The inability to justify the staff report’s recommendations isn’t surprising, though, because the evidence today as Texas struggles with the issue of maintaining an adequate supply of electricity overwhelmingly supports less intervention by government – not more.

More oversight of Texas’ electricity market through higher penalties and restricting due process will not help the public. Instead, it will make electricity more expensive, reduce competition and harm current efforts to increase reliability.

Unfortunately, unwarranted attempts to grow government are nothing new to the sunset review process. In recent years, the sunset process has turned away from the commission’s task of “identifying and eliminating waste, duplication, and inefficiency in government,” despite an increasingly conservative Legislature.

Additional examples of sunset recommendations that would increase government include: increasing the maintenance tax on insurance companies; increasing regulation of private real estate schools; and requiring the registration of all third-party manufactured-housing installation inspectors.

In 2010, the commission staff recommended that the PUC charge a new fee for its licensing-related activities, then claimed that the fee would result in “[n]o revenue gain to the state” as long as the additional money from the fee was spent by the PUC.

What went wrong with the sunset process? It starts with the fact that just about every state agency has a date when it automatically ceases to exist unless it is kept alive by the Texas Legislature after a sunset review.

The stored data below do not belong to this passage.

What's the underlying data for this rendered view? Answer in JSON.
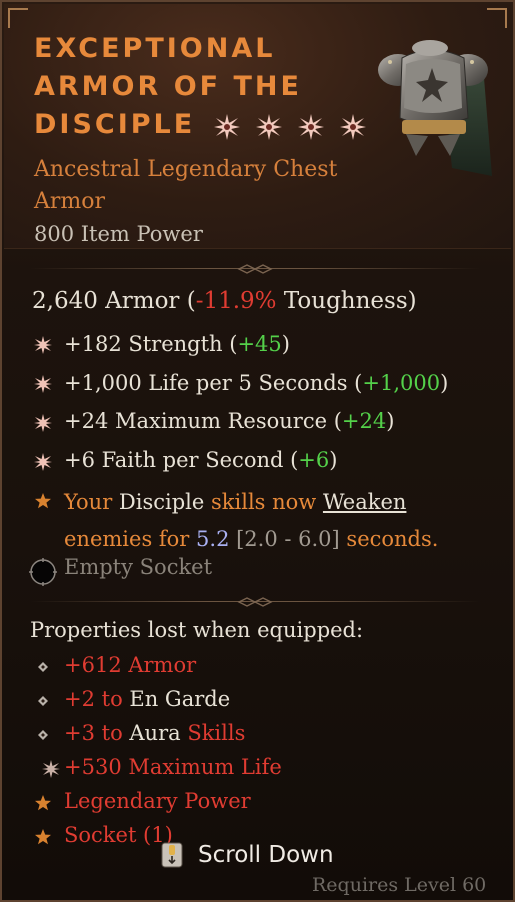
{
  "item": {
    "title_lines": [
      "EXCEPTIONAL",
      "ARMOR OF THE",
      "DISCIPLE"
    ],
    "subtitle": "Ancestral Legendary Chest Armor",
    "item_power": "800 Item Power",
    "greater_affix_icons": [
      "star-burst-icon",
      "star-burst-icon",
      "star-burst-icon",
      "star-burst-icon"
    ]
  },
  "armor": {
    "value": "2,640 Armor (",
    "delta": "-11.9%",
    "suffix": " Toughness)"
  },
  "stats": [
    {
      "text": "+182 Strength (",
      "delta": "+45",
      "close": ")"
    },
    {
      "text": "+1,000 Life per 5 Seconds (",
      "delta": "+1,000",
      "close": ")"
    },
    {
      "text": "+24 Maximum Resource (",
      "delta": "+24",
      "close": ")"
    },
    {
      "text": "+6 Faith per Second (",
      "delta": "+6",
      "close": ")"
    }
  ],
  "legendary": {
    "p1": "Your ",
    "p2": "Disciple",
    "p3": " skills now ",
    "p4": "Weaken",
    "p5": "enemies for ",
    "p6": "5.2",
    "p7": " [2.0 - 6.0]",
    "p8": " seconds."
  },
  "socket": {
    "label": "Empty Socket"
  },
  "lost": {
    "title": "Properties lost when equipped:",
    "items": [
      {
        "a": "+612 Armor",
        "b": "",
        "c": ""
      },
      {
        "a": "+2 to ",
        "b": "En Garde",
        "c": ""
      },
      {
        "a": "+3 to ",
        "b": "Aura",
        "c": " Skills"
      },
      {
        "a": "+530 Maximum Life",
        "b": "",
        "c": ""
      },
      {
        "a": "Legendary Power",
        "b": "",
        "c": ""
      },
      {
        "a": "Socket (1)",
        "b": "",
        "c": ""
      }
    ]
  },
  "footer": {
    "scroll_label": "Scroll Down",
    "requirement": "Requires Level 60"
  },
  "colors": {
    "title": "#e7893b",
    "negative": "#e03c32",
    "positive": "#54d14a",
    "legendary": "#e6893a",
    "value_highlight": "#a9b0f2"
  }
}
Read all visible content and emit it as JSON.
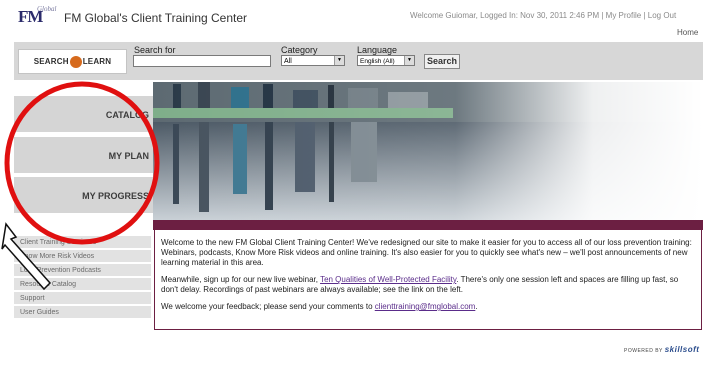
{
  "header": {
    "logo_text": "FM",
    "logo_sub": "Global",
    "site_title": "FM Global's Client Training Center",
    "welcome_text": "Welcome Guiomar, Logged In: Nov 30, 2011 2:46 PM | My Profile | Log Out",
    "home_link": "Home"
  },
  "search": {
    "logo_left": "SEARCH",
    "logo_right": "LEARN",
    "search_label": "Search for",
    "search_value": "",
    "category_label": "Category",
    "category_value": "All",
    "language_label": "Language",
    "language_value": "English (All)",
    "button_label": "Search"
  },
  "menu": {
    "catalog": "CATALOG",
    "my_plan": "MY PLAN",
    "my_progress": "MY PROGRESS"
  },
  "submenu": [
    "Client Training Seminars",
    "Know More Risk Videos",
    "Loss Prevention Podcasts",
    "Resource Catalog",
    "Support",
    "User Guides"
  ],
  "welcome_box": {
    "p1": "Welcome to the new FM Global Client Training Center! We've redesigned our site to make it easier for you to access all of our loss prevention training: Webinars, podcasts, Know More Risk videos and online training. It's also easier for you to quickly see what's new – we'll post announcements of new learning material in this area.",
    "p2_before": "Meanwhile, sign up for our new live webinar, ",
    "p2_link": "Ten Qualities of Well-Protected Facility",
    "p2_after": ". There's only one session left and spaces are filling up fast, so don't delay. Recordings of past webinars are always available; see the link on the left.",
    "p3_before": "We welcome your feedback; please send your comments to ",
    "p3_link": "clienttraining@fmglobal.com",
    "p3_after": "."
  },
  "footer": {
    "powered_by": "POWERED BY",
    "brand": "skillsoft"
  },
  "annotation": {
    "circle_color": "#e01010",
    "arrow_color": "#111111"
  }
}
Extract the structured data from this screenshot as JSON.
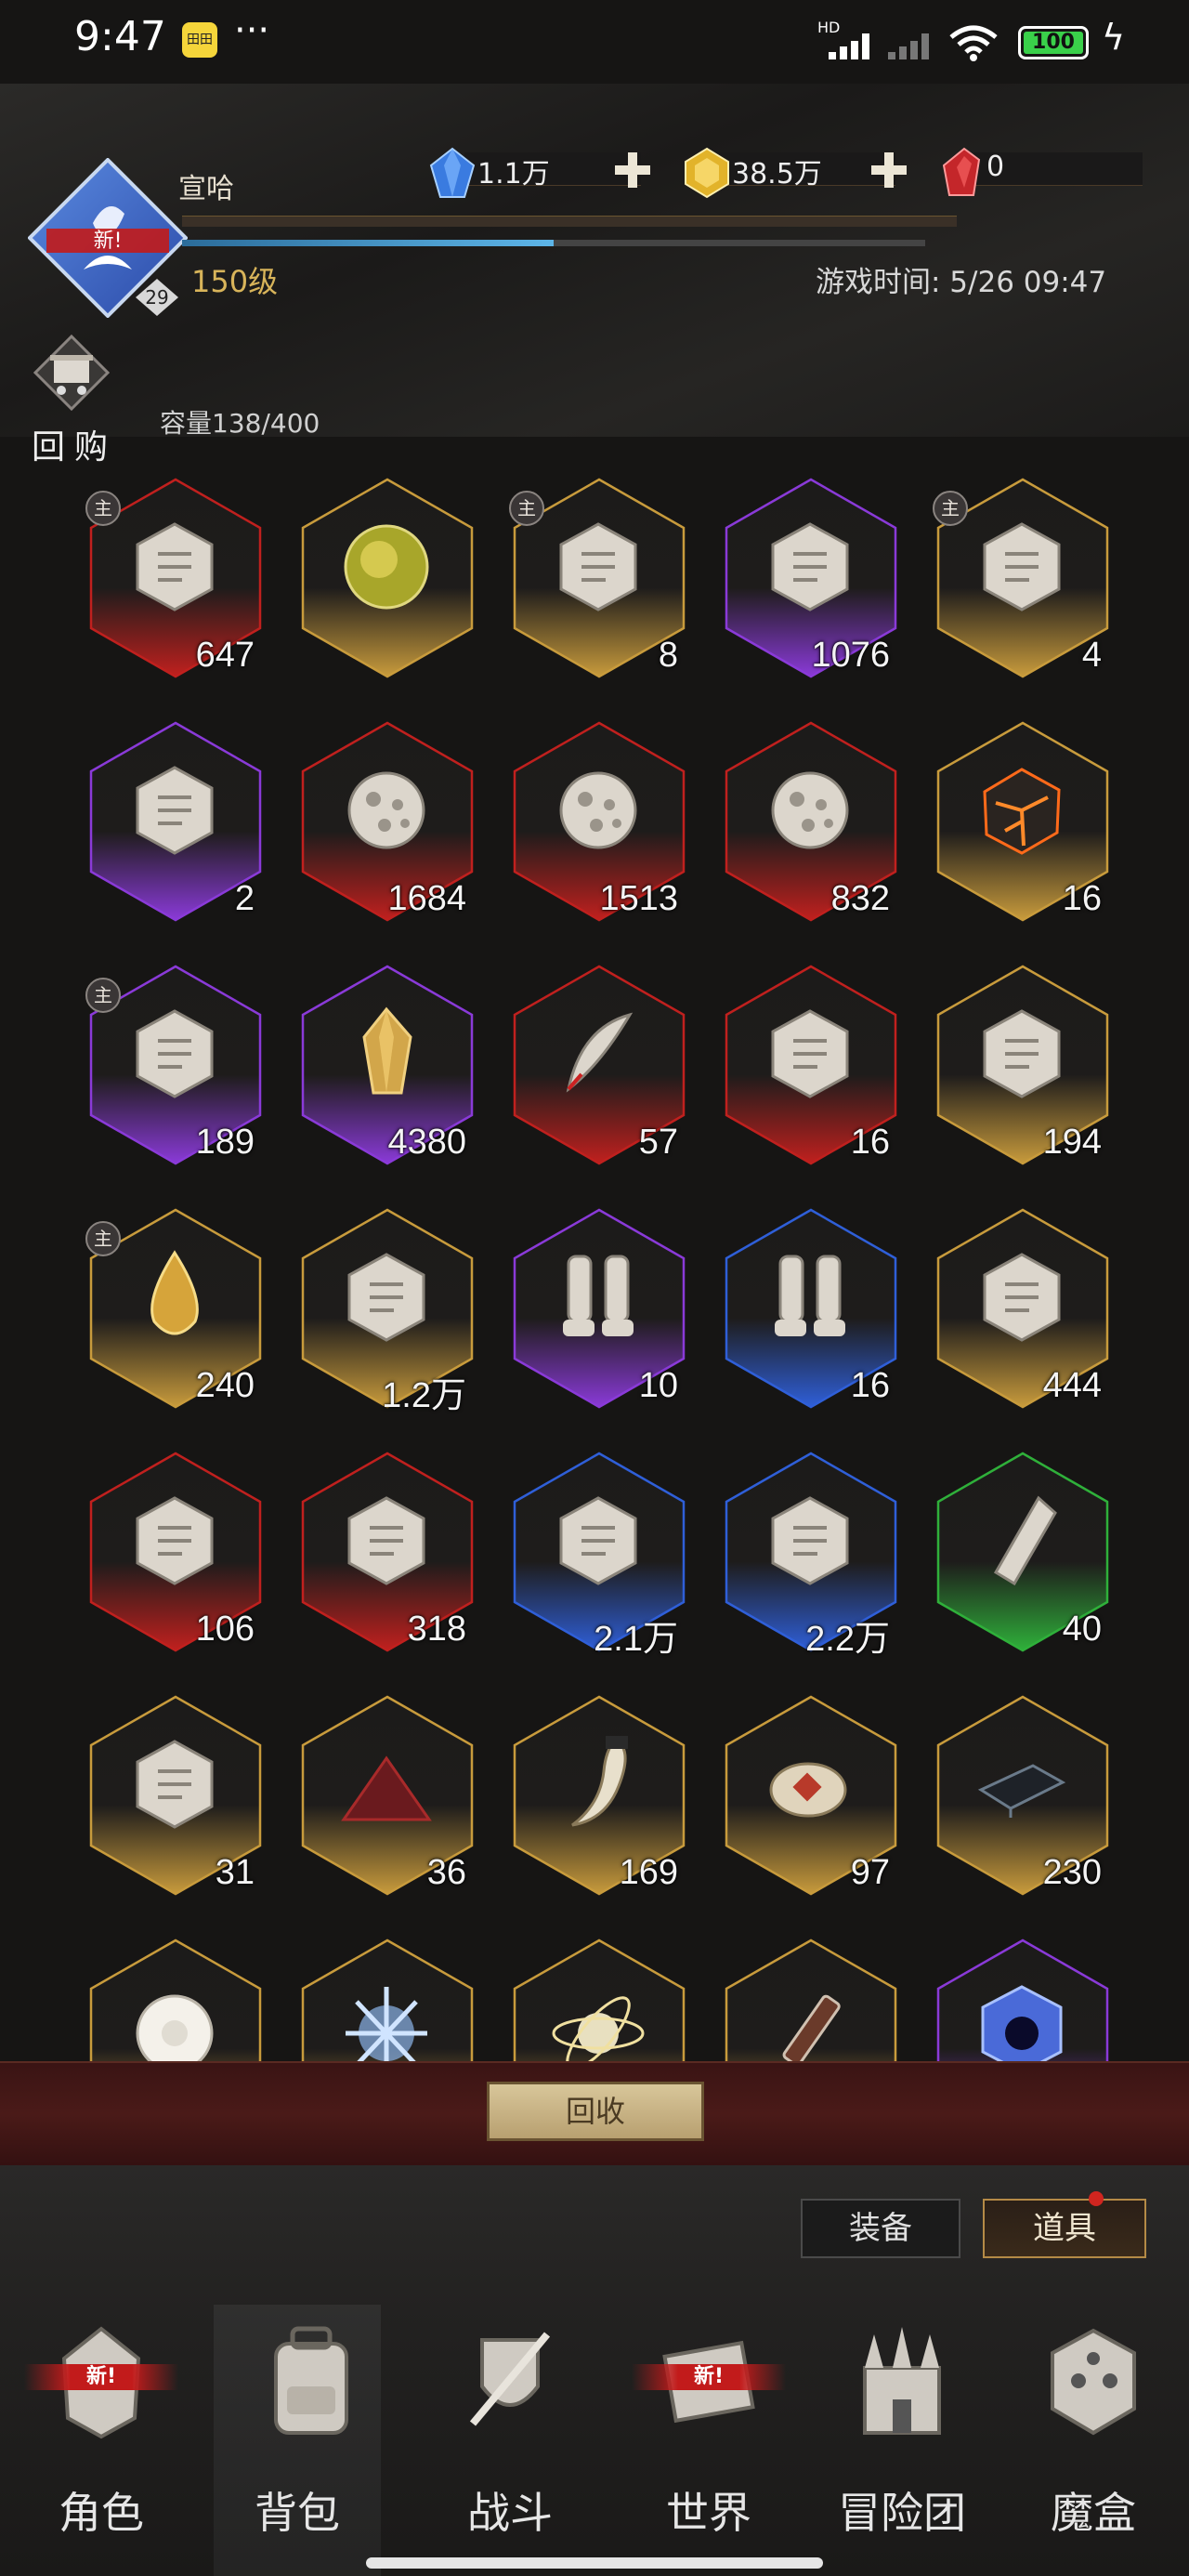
{
  "status_bar": {
    "time": "9:47",
    "app_icon_label": "田田",
    "more": "···",
    "signal_label": "HD",
    "battery": "100"
  },
  "player": {
    "name": "宣哈",
    "level": "150级",
    "badge_level": "29",
    "avatar_new": "新!",
    "exp_fraction": 0.5,
    "game_time": "游戏时间: 5/26 09:47"
  },
  "currencies": [
    {
      "name": "crystal",
      "value": "1.1万",
      "color": "#3a7be0"
    },
    {
      "name": "gold",
      "value": "38.5万",
      "color": "#e2b32a"
    },
    {
      "name": "ruby",
      "value": "0",
      "color": "#c4262a"
    }
  ],
  "buyback": {
    "label": "回购"
  },
  "capacity": "容量138/400",
  "items": [
    {
      "icon": "scroll-fragment-icon",
      "count": "647",
      "rarity": "red",
      "main": true
    },
    {
      "icon": "amber-orb-icon",
      "count": "",
      "rarity": "gold",
      "main": false
    },
    {
      "icon": "stone-tablet-icon",
      "count": "8",
      "rarity": "gold",
      "main": true
    },
    {
      "icon": "crystal-shard-icon",
      "count": "1076",
      "rarity": "purple",
      "main": false
    },
    {
      "icon": "rune-tablet-icon",
      "count": "4",
      "rarity": "gold",
      "main": true
    },
    {
      "icon": "spirit-flame-icon",
      "count": "2",
      "rarity": "purple",
      "main": false
    },
    {
      "icon": "moon-rock-icon",
      "count": "1684",
      "rarity": "red",
      "main": false
    },
    {
      "icon": "moon-rock-icon",
      "count": "1513",
      "rarity": "red",
      "main": false
    },
    {
      "icon": "moon-rock-icon",
      "count": "832",
      "rarity": "red",
      "main": false
    },
    {
      "icon": "lava-rock-icon",
      "count": "16",
      "rarity": "gold",
      "main": false
    },
    {
      "icon": "dust-pile-icon",
      "count": "189",
      "rarity": "purple",
      "main": true
    },
    {
      "icon": "gold-crystal-icon",
      "count": "4380",
      "rarity": "purple",
      "main": false
    },
    {
      "icon": "quill-feather-icon",
      "count": "57",
      "rarity": "red",
      "main": false
    },
    {
      "icon": "eye-pyramid-icon",
      "count": "16",
      "rarity": "red",
      "main": false
    },
    {
      "icon": "sand-pile-icon",
      "count": "194",
      "rarity": "gold",
      "main": false
    },
    {
      "icon": "golden-drop-icon",
      "count": "240",
      "rarity": "gold",
      "main": true
    },
    {
      "icon": "seed-pod-icon",
      "count": "1.2万",
      "rarity": "gold",
      "main": false
    },
    {
      "icon": "greaves-icon",
      "count": "10",
      "rarity": "purple",
      "main": false
    },
    {
      "icon": "greaves-icon",
      "count": "16",
      "rarity": "blue",
      "main": false
    },
    {
      "icon": "star-map-icon",
      "count": "444",
      "rarity": "gold",
      "main": false
    },
    {
      "icon": "sextant-icon",
      "count": "106",
      "rarity": "red",
      "main": false
    },
    {
      "icon": "parchment-icon",
      "count": "318",
      "rarity": "red",
      "main": false
    },
    {
      "icon": "winged-sword-emblem-icon",
      "count": "2.1万",
      "rarity": "blue",
      "main": false
    },
    {
      "icon": "hammer-medal-icon",
      "count": "2.2万",
      "rarity": "blue",
      "main": false
    },
    {
      "icon": "bone-fragment-icon",
      "count": "40",
      "rarity": "green",
      "main": false
    },
    {
      "icon": "crossed-tools-medal-icon",
      "count": "31",
      "rarity": "gold",
      "main": false
    },
    {
      "icon": "red-powder-icon",
      "count": "36",
      "rarity": "gold",
      "main": false
    },
    {
      "icon": "beast-fang-icon",
      "count": "169",
      "rarity": "gold",
      "main": false
    },
    {
      "icon": "pouch-icon",
      "count": "97",
      "rarity": "gold",
      "main": false
    },
    {
      "icon": "dark-book-icon",
      "count": "230",
      "rarity": "gold",
      "main": false
    },
    {
      "icon": "white-flower-icon",
      "count": "",
      "rarity": "gold",
      "main": false
    },
    {
      "icon": "frost-crystal-icon",
      "count": "",
      "rarity": "gold",
      "main": false
    },
    {
      "icon": "orbit-sphere-icon",
      "count": "",
      "rarity": "gold",
      "main": false
    },
    {
      "icon": "syringe-icon",
      "count": "",
      "rarity": "gold",
      "main": false
    },
    {
      "icon": "void-cube-icon",
      "count": "",
      "rarity": "purple",
      "main": false
    }
  ],
  "main_badge_label": "主",
  "recycle_label": "回收",
  "tabs": {
    "equipment": "装备",
    "items": "道具"
  },
  "nav": [
    {
      "label": "角色",
      "icon": "helmet-icon",
      "new": true,
      "active": false
    },
    {
      "label": "背包",
      "icon": "backpack-icon",
      "new": false,
      "active": true
    },
    {
      "label": "战斗",
      "icon": "shield-sword-icon",
      "new": false,
      "active": false
    },
    {
      "label": "世界",
      "icon": "map-scroll-icon",
      "new": true,
      "active": false
    },
    {
      "label": "冒险团",
      "icon": "castle-icon",
      "new": false,
      "active": false
    },
    {
      "label": "魔盒",
      "icon": "magic-cube-icon",
      "new": false,
      "active": false
    }
  ],
  "new_label": "新!",
  "rarity_colors": {
    "red": "#c0201e",
    "gold": "#c89b3c",
    "purple": "#8a3ad8",
    "blue": "#2f5fd8",
    "green": "#2fb03a"
  }
}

While “sunsetting” state agencies sounds like a great idea, in practice no one is going to abolish agencies such as the PUC, the Texas Department of Transportation or the Texas Railroad Commission. The bills containing sunset recommendations, then, must pass to keep these agencies alive and become vehicles for policies that big government advocates have failed to pass on their own.

We can solve this problem simply by eliminating the must-pass nature of sunset bills. Agencies would not be sunsetted, but would still undergo review, and if the sunset recommendations are worthwhile and can garner broad support, the bill will pass. If not, it won’t.

We’ll wait to see if the Texas Legislature can eliminate the systemic bias toward big government in the sunset process. But we don’t have to wait to fix the problems in the staff report’s recommendations on the PUC. The members of the Sunset Commission can act now to protect taxpayers and consumers from bigger government and higher electricity prices.

Peacock is the vice president for research and director for the Center for Economic Freedom at the Texas Public Policy Foundation in Austin.